У реки два берега. Глава 26

 
               
                В мире Разума.
         

     На небе разгоралась заря. Что нас ждёт там, куда предстоит идти? Мы спустили в лаз все вещи. Причём наш Боня, при всей своей трусости, неожиданно попытался спрыгнуть за мной. Иванов всё это время держал на руках спящего Андрюшу, словно боялся, что мы сбежим без него...

     Спустили тележку, на которой собирались перевезти сумки с одеждой и провизией. Собака всё время вертелась у меня под ногами, не давая возможности спуститься...

     Наконец Ольшанский не выдержал и сказал:

     -- Спускайте его вниз. Потом сходите и заберёте, если он останется в развалинах.

     Со спуском пса была целая эпопея. Пришлось мне с ним на руках сесть в  импровизированную  люльку, и нас с помощью ворота стали спускать в черноту ямы. Боня дрожал от страха, уткнув свою лобастую голову мне в грудь, но мужественно переносил этот спуск. А у меня от ожидания непредвиденного падения сердце укатилось куда-то в пятки и там бешено стучало... Но всё обошлось благополучно. Никогда бы не поверила, что такая большая собака, да к тому же очень темпераментная, смогла вытерпеть это испытание...
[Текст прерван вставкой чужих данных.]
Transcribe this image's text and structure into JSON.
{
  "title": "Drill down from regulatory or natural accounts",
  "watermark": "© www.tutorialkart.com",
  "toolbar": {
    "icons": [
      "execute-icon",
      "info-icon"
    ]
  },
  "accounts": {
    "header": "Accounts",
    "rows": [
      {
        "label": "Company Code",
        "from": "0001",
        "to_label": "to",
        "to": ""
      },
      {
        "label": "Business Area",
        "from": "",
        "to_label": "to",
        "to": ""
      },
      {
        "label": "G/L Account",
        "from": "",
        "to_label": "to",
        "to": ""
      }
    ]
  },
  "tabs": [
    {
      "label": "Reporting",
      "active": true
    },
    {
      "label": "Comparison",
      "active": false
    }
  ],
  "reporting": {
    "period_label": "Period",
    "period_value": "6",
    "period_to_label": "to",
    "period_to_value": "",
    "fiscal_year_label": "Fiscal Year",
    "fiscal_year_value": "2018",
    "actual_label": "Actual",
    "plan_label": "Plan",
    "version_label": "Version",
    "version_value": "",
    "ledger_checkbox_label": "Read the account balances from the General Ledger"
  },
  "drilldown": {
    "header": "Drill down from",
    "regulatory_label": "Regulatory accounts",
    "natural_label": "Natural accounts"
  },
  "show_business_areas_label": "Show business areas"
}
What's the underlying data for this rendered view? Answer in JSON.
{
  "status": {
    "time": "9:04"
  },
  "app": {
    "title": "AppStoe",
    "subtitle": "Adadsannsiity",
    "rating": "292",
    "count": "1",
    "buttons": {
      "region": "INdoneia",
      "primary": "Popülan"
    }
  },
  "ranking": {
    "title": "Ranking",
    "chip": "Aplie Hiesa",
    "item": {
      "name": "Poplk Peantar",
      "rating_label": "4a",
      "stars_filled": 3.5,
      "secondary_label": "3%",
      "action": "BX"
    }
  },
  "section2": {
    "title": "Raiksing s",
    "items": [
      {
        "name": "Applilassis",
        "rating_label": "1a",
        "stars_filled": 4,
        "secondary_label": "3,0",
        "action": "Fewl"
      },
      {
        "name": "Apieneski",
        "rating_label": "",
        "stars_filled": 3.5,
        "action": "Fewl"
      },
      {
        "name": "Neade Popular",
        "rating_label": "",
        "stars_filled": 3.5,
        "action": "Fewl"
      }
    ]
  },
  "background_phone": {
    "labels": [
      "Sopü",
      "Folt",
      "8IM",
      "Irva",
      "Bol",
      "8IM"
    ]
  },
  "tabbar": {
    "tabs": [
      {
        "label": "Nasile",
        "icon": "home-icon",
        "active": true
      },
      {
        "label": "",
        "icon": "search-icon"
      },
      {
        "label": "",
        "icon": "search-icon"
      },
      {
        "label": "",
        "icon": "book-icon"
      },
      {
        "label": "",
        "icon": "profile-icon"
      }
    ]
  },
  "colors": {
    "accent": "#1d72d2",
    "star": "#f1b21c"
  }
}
     Потом спустили Иванова с Андрюшей. Сын уже проснулся и ни в какую не хотел быть с Ивановым: просился к отцу. Еле его уговорили...

    Последним был Ольшанский. Он надел свою военно-полевую форму, словно опять отправился на задание...
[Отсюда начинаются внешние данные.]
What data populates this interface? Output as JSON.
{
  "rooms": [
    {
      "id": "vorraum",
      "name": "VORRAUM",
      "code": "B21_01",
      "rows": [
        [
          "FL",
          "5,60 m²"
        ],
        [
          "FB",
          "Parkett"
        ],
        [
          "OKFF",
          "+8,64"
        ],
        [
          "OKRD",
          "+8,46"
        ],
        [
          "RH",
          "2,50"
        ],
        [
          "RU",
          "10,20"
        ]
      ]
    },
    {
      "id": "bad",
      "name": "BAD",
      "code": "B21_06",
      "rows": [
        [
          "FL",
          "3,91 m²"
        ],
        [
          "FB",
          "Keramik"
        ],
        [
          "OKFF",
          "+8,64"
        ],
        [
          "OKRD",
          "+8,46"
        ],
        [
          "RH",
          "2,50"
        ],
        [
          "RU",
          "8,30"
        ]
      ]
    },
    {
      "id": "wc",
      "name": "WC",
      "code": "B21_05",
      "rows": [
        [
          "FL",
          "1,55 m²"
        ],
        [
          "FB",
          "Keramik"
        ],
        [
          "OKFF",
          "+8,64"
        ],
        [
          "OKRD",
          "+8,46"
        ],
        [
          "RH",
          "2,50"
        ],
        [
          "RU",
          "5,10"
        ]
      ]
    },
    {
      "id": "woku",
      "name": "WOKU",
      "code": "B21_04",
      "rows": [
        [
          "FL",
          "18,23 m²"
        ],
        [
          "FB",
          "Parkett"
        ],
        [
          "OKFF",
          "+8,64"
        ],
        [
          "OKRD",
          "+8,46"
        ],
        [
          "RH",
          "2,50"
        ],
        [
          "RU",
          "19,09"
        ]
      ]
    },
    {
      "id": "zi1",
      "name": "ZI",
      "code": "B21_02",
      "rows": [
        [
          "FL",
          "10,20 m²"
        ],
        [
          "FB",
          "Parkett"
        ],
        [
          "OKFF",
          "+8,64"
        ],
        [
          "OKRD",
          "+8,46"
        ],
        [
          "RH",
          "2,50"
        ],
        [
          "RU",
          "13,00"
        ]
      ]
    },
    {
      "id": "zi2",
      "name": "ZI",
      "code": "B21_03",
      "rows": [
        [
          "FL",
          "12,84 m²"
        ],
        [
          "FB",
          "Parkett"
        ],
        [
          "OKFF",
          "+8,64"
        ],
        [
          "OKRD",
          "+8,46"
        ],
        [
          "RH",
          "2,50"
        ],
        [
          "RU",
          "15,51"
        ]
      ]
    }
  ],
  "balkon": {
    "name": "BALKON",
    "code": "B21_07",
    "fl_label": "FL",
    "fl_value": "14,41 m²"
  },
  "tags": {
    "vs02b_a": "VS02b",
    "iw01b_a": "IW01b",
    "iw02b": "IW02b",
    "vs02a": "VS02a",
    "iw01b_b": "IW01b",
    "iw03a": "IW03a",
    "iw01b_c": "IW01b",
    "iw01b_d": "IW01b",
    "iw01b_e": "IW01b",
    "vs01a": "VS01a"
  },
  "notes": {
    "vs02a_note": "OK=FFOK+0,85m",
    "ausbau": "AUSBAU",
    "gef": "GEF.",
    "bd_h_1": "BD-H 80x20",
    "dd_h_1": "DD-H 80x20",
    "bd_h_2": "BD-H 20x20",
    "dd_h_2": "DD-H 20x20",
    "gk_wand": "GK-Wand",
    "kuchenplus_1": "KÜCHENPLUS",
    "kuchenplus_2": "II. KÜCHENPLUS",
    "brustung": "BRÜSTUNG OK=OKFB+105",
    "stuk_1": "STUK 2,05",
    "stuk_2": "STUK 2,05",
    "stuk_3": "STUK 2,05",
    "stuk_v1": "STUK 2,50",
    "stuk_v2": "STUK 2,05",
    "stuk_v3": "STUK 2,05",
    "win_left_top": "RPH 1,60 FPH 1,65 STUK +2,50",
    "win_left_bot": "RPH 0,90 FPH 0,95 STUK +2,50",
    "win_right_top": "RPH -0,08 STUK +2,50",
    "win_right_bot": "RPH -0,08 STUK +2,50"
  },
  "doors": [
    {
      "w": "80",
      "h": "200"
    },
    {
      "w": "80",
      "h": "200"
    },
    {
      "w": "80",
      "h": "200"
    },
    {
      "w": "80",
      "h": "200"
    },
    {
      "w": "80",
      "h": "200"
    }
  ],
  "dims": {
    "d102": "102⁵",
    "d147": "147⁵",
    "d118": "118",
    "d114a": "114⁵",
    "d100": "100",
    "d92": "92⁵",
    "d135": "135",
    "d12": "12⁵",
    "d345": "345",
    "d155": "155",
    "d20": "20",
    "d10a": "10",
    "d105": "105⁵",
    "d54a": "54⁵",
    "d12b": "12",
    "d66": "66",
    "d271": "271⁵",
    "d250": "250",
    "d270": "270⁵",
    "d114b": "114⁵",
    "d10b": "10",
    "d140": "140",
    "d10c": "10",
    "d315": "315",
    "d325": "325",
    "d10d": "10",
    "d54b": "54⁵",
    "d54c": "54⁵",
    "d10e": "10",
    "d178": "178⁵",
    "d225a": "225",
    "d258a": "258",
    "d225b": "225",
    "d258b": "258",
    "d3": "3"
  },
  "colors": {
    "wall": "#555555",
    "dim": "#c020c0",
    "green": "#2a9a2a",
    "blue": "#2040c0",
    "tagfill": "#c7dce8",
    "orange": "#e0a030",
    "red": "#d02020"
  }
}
     Путь до развалин по подземному ходу прошли довольно быстро. Впереди с мощным фонарём шёл Ольшанский, за ним я с сыном и псом, который благоразумно оставался рядом со мной. Замыкал шествие Иванов, тоже с фонарём. Он тянул тележку с вещами...

     В развалинах Ольшанский повёл наш отряд одному ему ведомой дорогой. Остановился на мгновение у полуразрушенной стены, ничем не примечательной, провёл рукой по кирпичной кладке. Мгновение спустя, часть кладки отошла в сторону, открывая пологий спуск вниз. Боня, отбежавший в сторону по своим собачьим делам, тут же рванул вниз, опережая людей.

    Все молчали, доверившись Ольшанскому. Каждый, ничего не говоря, хорошо понимал, что действиями его сейчас руководит Разум.

    ...У меня сложилось  впечатление, что по этому пологому спуску когда-то возили на тележках тяжести. Теперь тележку вёз Ольшанский, хотя и шёл впереди. Иванов был замыкающим. Однажды взглядом перехватила момент, когда он что-то шептал, уткнувшись в воротник куртки. Наверное, кому-то докладывал о маршруте. Я мысленно обратилась к Разуму, в курсе ли он. В сознании тут же появился отклик, что всё под контролем.

    Разум вёл нас таким образом, что спуск обошёлся без лестничных пролётов -- на всём пути были только пандусы. Это был долгий и утомительный переход. Мы шли вначале по старым, выложенным кирпичом, подземным ходам. Потом неожиданно оказались в белокаменном просторном круглом туннеле-трубе. Он явно предназначался для транспорта. И тут нас ждало первое потрясение -- мы остановились на площадке, врезанной в боковую стену туннеля. До его нижнего основания  от края площадки было где-то метра полтора. Спрыгнуть туда я ещё смогла бы, а вот забраться наверх -- вряд ли.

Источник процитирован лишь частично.